Несчастная девочка Гликберг была очень умна. И однако — Ашхарумова боялась трансформировать это ощущение с помощью формального метода, — было немного приятно думать, что Барцев был у Гликберг всего единожды, и то два пайка назад. Она, Марья, не открыла никакого метода и не умеет говорить, как Гликберг, и все-таки Барцев не сводит с нее глаз.
В восьмом часу она вышла в кухню — подышать у открытого окна, покурить в одиночестве. На кухне, в полумраке весеннего вечера, слышались однотонные всхлипывания. Ашхарумова всмотрелась. В углу стоял Альтергейм и, закрыв лицо руками, плакал жалобно и как-то механически, шмыгая носом и подвывая через равные промежутки времени.
Не допуская и мысли, что ему неприятно быть обнаруженным тут, в слезах, в кухне, она кинулась к нему и принялась отнимать от лица его мокрые слабые руки, нагнувшись, как над ребенком:
— Что с вами, Альтер? Не плачьте, Бога ради! Ну, хотите, я спрячу вас на Елагином, и вы не пойдете в эту проклятую армию? Они нас пока не досматривают, и кроме того, я знаю прекрасный подземный ход! (О чем говорить, она не думала; сейчас важно было говорить.)
— Меня Котя зовут, — тоже по-детски ответил Альтер до предела истончившимся фальцетом.
— Ну вот видите, вас — Котя, меня — Маша, будем знакомы, очень приятно. Не надо только плакать. Не будем больше плакать? — Всю ее усталость как рукой сняло, она была нужна и чувствовала в себе неисчерпаемую силу. Она могла утешить всех плачущих детей мира, спрятать всех перетрусивших призывников, примирить враждующие армии и в простых словах, а может, и вовсе без слов объяснить им бессмысленность всякой войны. — Сами посудите, зачем вам на войну? Вы молодой, красивый, у вас будет еще миллион случаев применить вашу теорию!
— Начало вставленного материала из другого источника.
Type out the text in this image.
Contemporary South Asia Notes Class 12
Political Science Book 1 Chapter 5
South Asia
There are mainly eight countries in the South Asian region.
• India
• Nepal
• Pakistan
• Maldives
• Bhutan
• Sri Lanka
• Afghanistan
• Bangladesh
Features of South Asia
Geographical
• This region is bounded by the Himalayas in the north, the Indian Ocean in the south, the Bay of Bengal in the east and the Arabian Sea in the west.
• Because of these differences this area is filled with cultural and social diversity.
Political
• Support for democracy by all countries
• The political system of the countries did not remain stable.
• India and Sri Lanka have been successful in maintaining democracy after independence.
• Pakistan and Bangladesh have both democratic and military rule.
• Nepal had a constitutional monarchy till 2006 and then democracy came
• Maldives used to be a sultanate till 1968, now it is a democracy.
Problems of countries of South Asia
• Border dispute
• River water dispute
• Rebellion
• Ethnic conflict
— Меня не любит никто, — сказал успокоившийся Альтер. Он говорил теперь ровно, тонко, бумажно. — Я противен всем. Я онанизмом занимаюсь.
Сказавши это, он взглянул на Ашхарумову с некоторым лукавством — или ей померещилось в сумраке? Что ответить на такое ошеломляющее признание, она не придумала. В принципе новая культура не признавала табу, и Ашхарумову трудно было смутить — особенно после того, как сама она в шестнадцать лет пришла к Доронину, твердо решившись потерять с ним невинность, а он был с нею груб, как извозчик, и на следующее свидание отвел в меблирашки, сказав на прощание, что на профурсетках не женятся; в теле не было ничего, чего стоило бы стыдиться, и в некоторых вещах не признаются только потому, что они предназначены для разговора с единственным.
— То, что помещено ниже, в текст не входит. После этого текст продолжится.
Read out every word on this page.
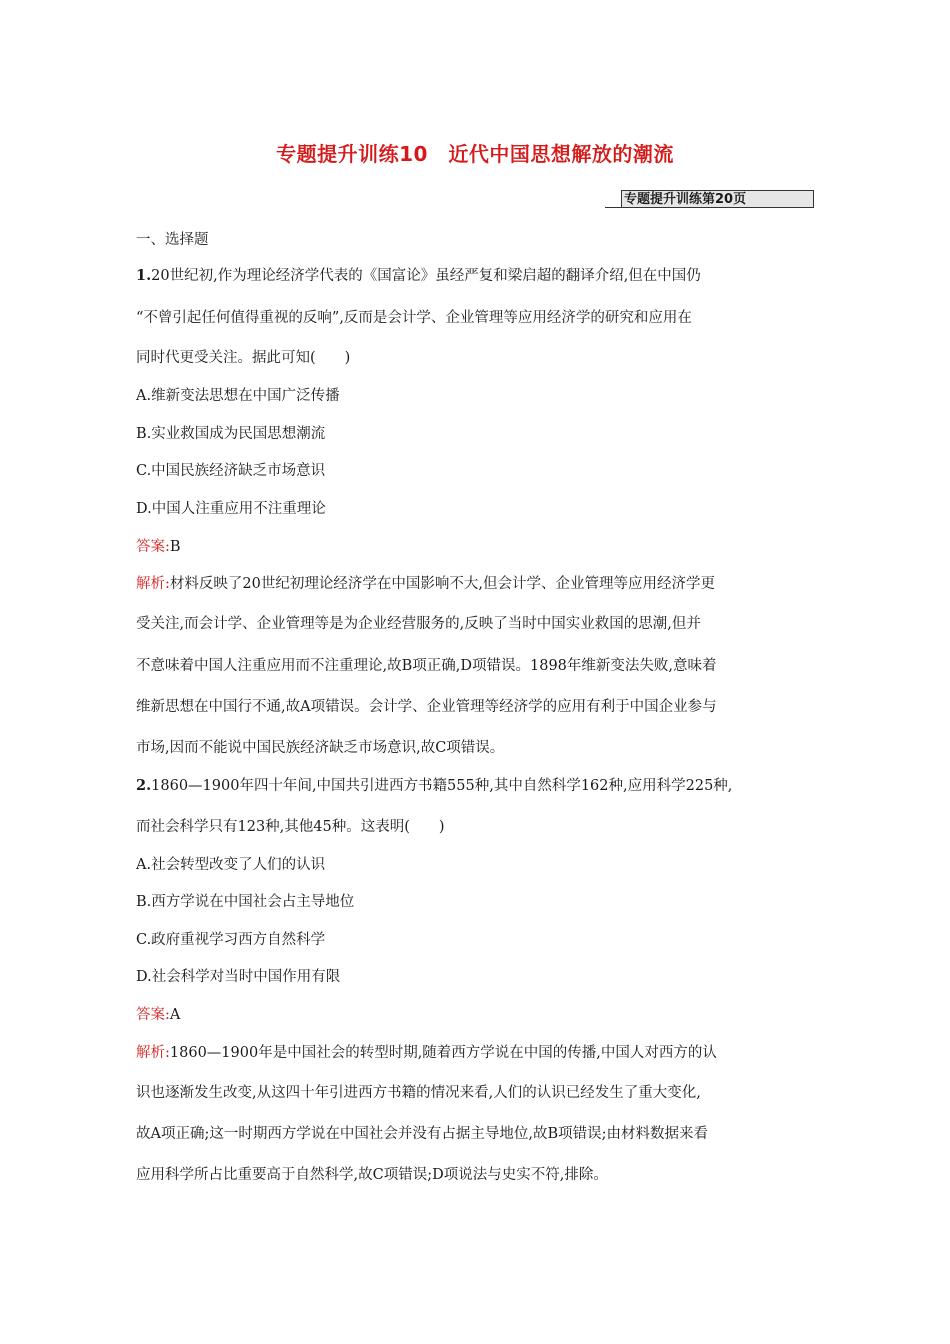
专题提升训练10　近代中国思想解放的潮流
专题提升训练第20页
一、选择题
1.20世纪初,作为理论经济学代表的《国富论》虽经严复和梁启超的翻译介绍,但在中国仍
“不曾引起任何值得重视的反响”,反而是会计学、企业管理等应用经济学的研究和应用在
同时代更受关注。据此可知(　　)
A.维新变法思想在中国广泛传播
B.实业救国成为民国思想潮流
C.中国民族经济缺乏市场意识
D.中国人注重应用不注重理论
答案:B
解析:材料反映了20世纪初理论经济学在中国影响不大,但会计学、企业管理等应用经济学更
受关注,而会计学、企业管理等是为企业经营服务的,反映了当时中国实业救国的思潮,但并
不意味着中国人注重应用而不注重理论,故B项正确,D项错误。1898年维新变法失败,意味着
维新思想在中国行不通,故A项错误。会计学、企业管理等经济学的应用有利于中国企业参与
市场,因而不能说中国民族经济缺乏市场意识,故C项错误。
2.1860—1900年四十年间,中国共引进西方书籍555种,其中自然科学162种,应用科学225种,
而社会科学只有123种,其他45种。这表明(　　)
A.社会转型改变了人们的认识
B.西方学说在中国社会占主导地位
C.政府重视学习西方自然科学
D.社会科学对当时中国作用有限
答案:A
解析:1860—1900年是中国社会的转型时期,随着西方学说在中国的传播,中国人对西方的认
识也逐渐发生改变,从这四十年引进西方书籍的情况来看,人们的认识已经发生了重大变化,
故A项正确;这一时期西方学说在中国社会并没有占据主导地位,故B项错误;由材料数据来看
应用科学所占比重要高于自然科学,故C项错误;D项说法与史实不符,排除。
— Ну и что, — пробормотала она, — в этом нет ничего такого…
— А потом собираю и пожираю, — просто сказал Альтергейм. На его лице заиграла блаженная улыбка. — Я совершенно, я идеально одинок. Сделайте со мной, что хотите. Я ваш на всю ночь. Отдайтесь мне, меня убьют завтра. Я до фронта не доеду, меня солдаты изнасилуют. Он улыбался все шире.
— А в стихах у вас лучше получается, — сказала Ашхарумова и закурила. — Ну-ка, еще что-нибудь.
— Не курите, мне дым вреден, — скулящим голосом попросил Альтер.
— Ничего, вас все равно скоро солдаты изнасилуют. Меньше будете мучаться. Почитайте лучше стихи.
— Вы свежая, — снова сказал Альтер. — Вы быстро приноравливаетесь, и с вами легко. Простите, что я вас обидел.
— Я не обиделась.
— Простите. Ведь меня правда убьют, я чувствую. Оно и хочется, и вроде обидно иногда. Все живы будут, а я нет. И все потому, что я пишу такие стихи. Другие ужасную дрянь пишут, и ничего.
— Ладно, ладно, не жалуйтесь, — весело сказала Ашхарумова. — Я теперь не поддамся.
— И не надо. Я сейчас без задней мысли. Одна передняя… — Он не удержался и хихикнул. — Никогда они нас не поймут. Где они плачут, мы уже даже не смеемся. Ашхарумова поняла, что речь идет о старших; эта мысль приходила и ей.
— Вы мне будете писать? — спросил он.
— О, конечно. Если захотите. Я люблю писать письма.
— А по письмам вы меня полюбите, я вернусь, вы выйдете за меня замуж, мы родим детей, в нашей кухне отвратительно запахнет капустой…
— Кухни не будет, — покачала головой Ашхарумова, мечтательно улыбаясь. — Каждый будет жить в одной комнате — тут и плита, и тюфяки на полу, и ведро. Но ведь вас изнасилуют солдаты. Вас будет тяготить мое общество. Каждый вечер вы будете уходить на улицу, искать солдат, возвращаться под утро, добавляя к капусте и ведру запах махорки, пороха и ружейной смазки…
— Я вас обожаю, — сказал Альтергейм. — Пойдемте к гостям.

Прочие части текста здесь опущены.